Wednesday, June 01, 2005

Recovery

I have two intense kids. This became immediately apparent when, 20 minutes after they came home and Brian retired upstairs for a well-deserved nap, they had me running around trying to satisfy their many needs. I had to stop while filling drinks orders and take a deep breath and reassert control over the landscape. One thing to work on with the kids this summer is patience--theirs, not mine.

I'm pleased with the results of the writing weekend; the scene map did not get finished, nor did the character definitions, but I think they are the kind of thing I could work on in the odd hour without needing to be in touch with the creative muse. They are homework, and one doesn't need inspiration or excessive quantities of caffeine to accomplish them.

My next task is to hit up the two grannies for regular writing time. My mom isn't working this summer (though she seems to have a tennis game scheduled every other day) so I'm going to suggest a regular morning date with her grandchildren. Depending on her response, I will then approach Granny Kathy with the suggestion too and see how much writing time I can guilt them into providing me.

Round 2 of Greek composition grading is about to begin. Comp grading seriously cuts into my fiction reading time, so I am making sure to really enjoy my time with a novel before I have to ration fiction-time to the hour or so before bed. I'm on a Shields kick after loving The Stone Diaries. I'm about 1/3 of the way through her last novel, Unless. So far, what I most admire about this book is Shields' ability to avoid sentimentality; it reminds me a little of Atwood, but is less acidic and more sympathetic, yet still very sharp. This story could easily slide into mush territory due to the subject matter (lost daughter told from the mother's perspective), but at least once on each page (and sometimes more often) she has her narrator make some observation that pulls it back from the edge.

Here is an example from Page 47, at the end of the chapter titled "Wherein":
I want. I want. I want.
I don't actually say these last words; I just bump along on their short, stubbed feet, their little dead declarative syllables--while buttoning up my coat and making my way home.

A more sentimental writer would have ended the chapter with "I want. I want. I want." And it would have been a pretty damn good way to end the chapter too, but that isn't Shields--she pulls you back into her character's self-consciousness about her own tendency to dramatize the situation and has her comment on it.
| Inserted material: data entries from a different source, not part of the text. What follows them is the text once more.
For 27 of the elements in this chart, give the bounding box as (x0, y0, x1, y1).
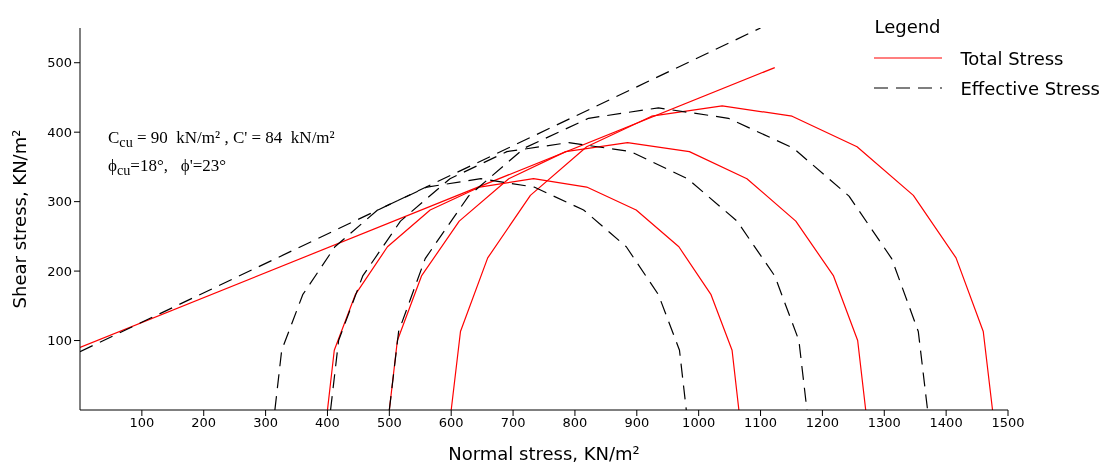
x-tick-label: 1500 (991, 415, 1025, 431)
x-tick-label: 1200 (805, 415, 839, 431)
x-tick-label: 200 (191, 415, 217, 431)
x-tick-label: 900 (624, 415, 650, 431)
x-tick-label: 800 (562, 415, 588, 431)
x-axis-title: Normal stress, KN/m² (448, 443, 640, 464)
y-tick-label: 500 (47, 55, 72, 71)
x-tick-label: 300 (253, 415, 279, 431)
x-tick-label: 1400 (929, 415, 963, 431)
x-tick-label: 1300 (867, 415, 901, 431)
x-tick-label: 1000 (682, 415, 716, 431)
legend-title: Legend (874, 16, 942, 37)
y-axis-title: Shear stress, KN/m² (9, 129, 31, 309)
x-tick-label: 700 (500, 415, 526, 431)
y-tick-label: 400 (47, 124, 72, 140)
x-tick-label: 500 (376, 415, 402, 431)
x-tick-label: 1100 (743, 415, 778, 431)
legend-label: Total Stress (960, 47, 1064, 69)
y-tick-label: 100 (47, 333, 72, 349)
x-tick-label: 600 (438, 415, 464, 431)
annotation: ϕ$_{cu}$=18°, ϕ'=23° (108, 155, 228, 181)
y-tick-label: 200 (47, 263, 72, 279)
y-tick-label: 300 (47, 194, 72, 210)
x-tick-label: 100 (129, 415, 155, 431)
x-tick-label: 400 (315, 415, 340, 431)
legend-label: Effective Stress (960, 77, 1100, 99)
annotation: C$_{cu}$ = 90 kN/m² , C' = 84 kN/m² (108, 127, 335, 153)
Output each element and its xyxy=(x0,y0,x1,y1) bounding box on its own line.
And for those of you wondering about the office color--I bought a gallon of blue. The peach was fine, really nothing wrong with it, but it didn't feel right for the space. And it occurred to me that I have wanted a blue room since I was 7 years old and my father vetoed the idea and made me paint my North-facing bedroom yellow. Yup, yet another pathetic little grudge I hold. So
finally I'll get to satisfy my little 7 year-old self and have a blue-room of my very own.

6 comments:

freddyknits said...

To quote my friend and your neighbor Nancy, peach is never the right answer.

And to quote Lorenz Hart:

"We'll have a blue room, a new room, for two room, where every day's a holiday, blah blah blah..." Just don't wear your trousseau or get little blue chairs, or it could get scary.

I got a million of 'em.

Edward Vielmetti said...

Kate - I can recommend Larry's Party if you are on a Carol Shields run.

Mary Jean Babic said...

I second that about Larry's Party.

I loved "Unless," too, and you've distilled Shields just right with that excerpt. One more reason to love Carol Shields is that she created a lovely body of writing while raising five kids. "It was my knitting," is how she explained finding time to write during those years. (Which I guess means she didn't knit; oh no!) She died about two years ago; we lost her too soon.
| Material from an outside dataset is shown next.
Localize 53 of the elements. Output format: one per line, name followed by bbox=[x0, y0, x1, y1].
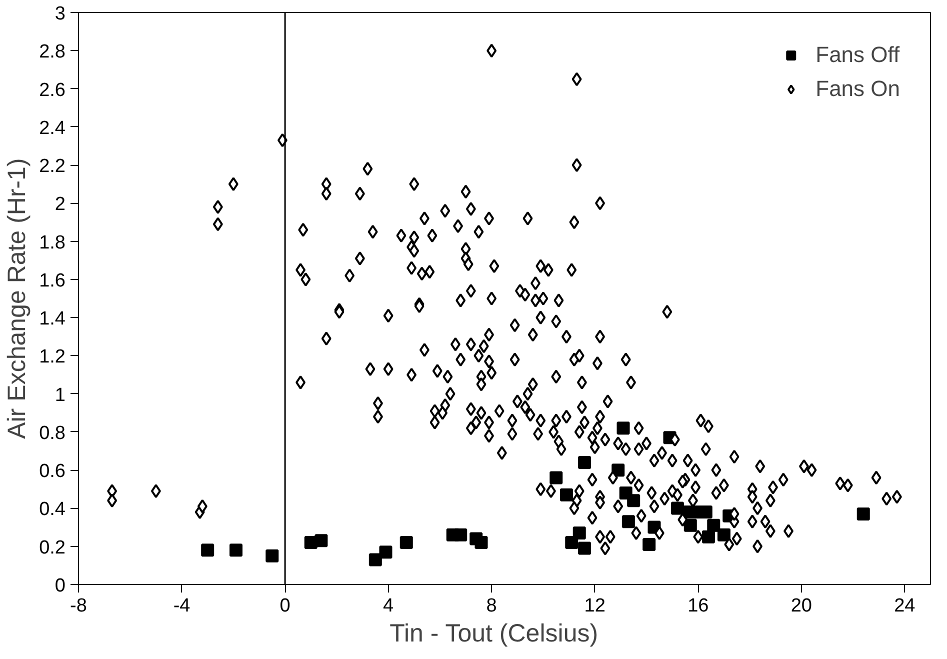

I had a blue room growing up. My older sister chose the color, perhaps as compensation for being forced to share a room with me. It was a very powder-puffy blue, a shade I just know you'll have the good sense to avoid for the office.

Annie said...

Okay, I must read Shields's Collected Stories right now. Maybe we could read Larry's Party together?

I would love a blue bedroom or bathroom, a steely sky sort of blue. But that would require my painting, wouldn't it? I think I'll just admire your blue room from afar!

Kate said...

Oh a read-along sounds fun! Especially since I don't think my book group would appreciate my current feeling that we read only Shields' books till we have read them all. Let me know when you finish the short stories and I'll do the same for Unless and then we can start Larry's Party together. Just to warn you, I probably won't be a speedy reader right now since most of my reading time is taken up with the Greek Compositions.

Obviously, if anyone else wants to join us, the more Shields' readers the merrier!

Annie said...

Great! Collected Stories is on the hold shelf at the library for me, and when we get to Larry's Party, I'll keep it next to the rocker in Camila's room so I won't be tempted to read it all in one sitting (as if I would ever have that much uninterrupted time!). I'm so looking forward it.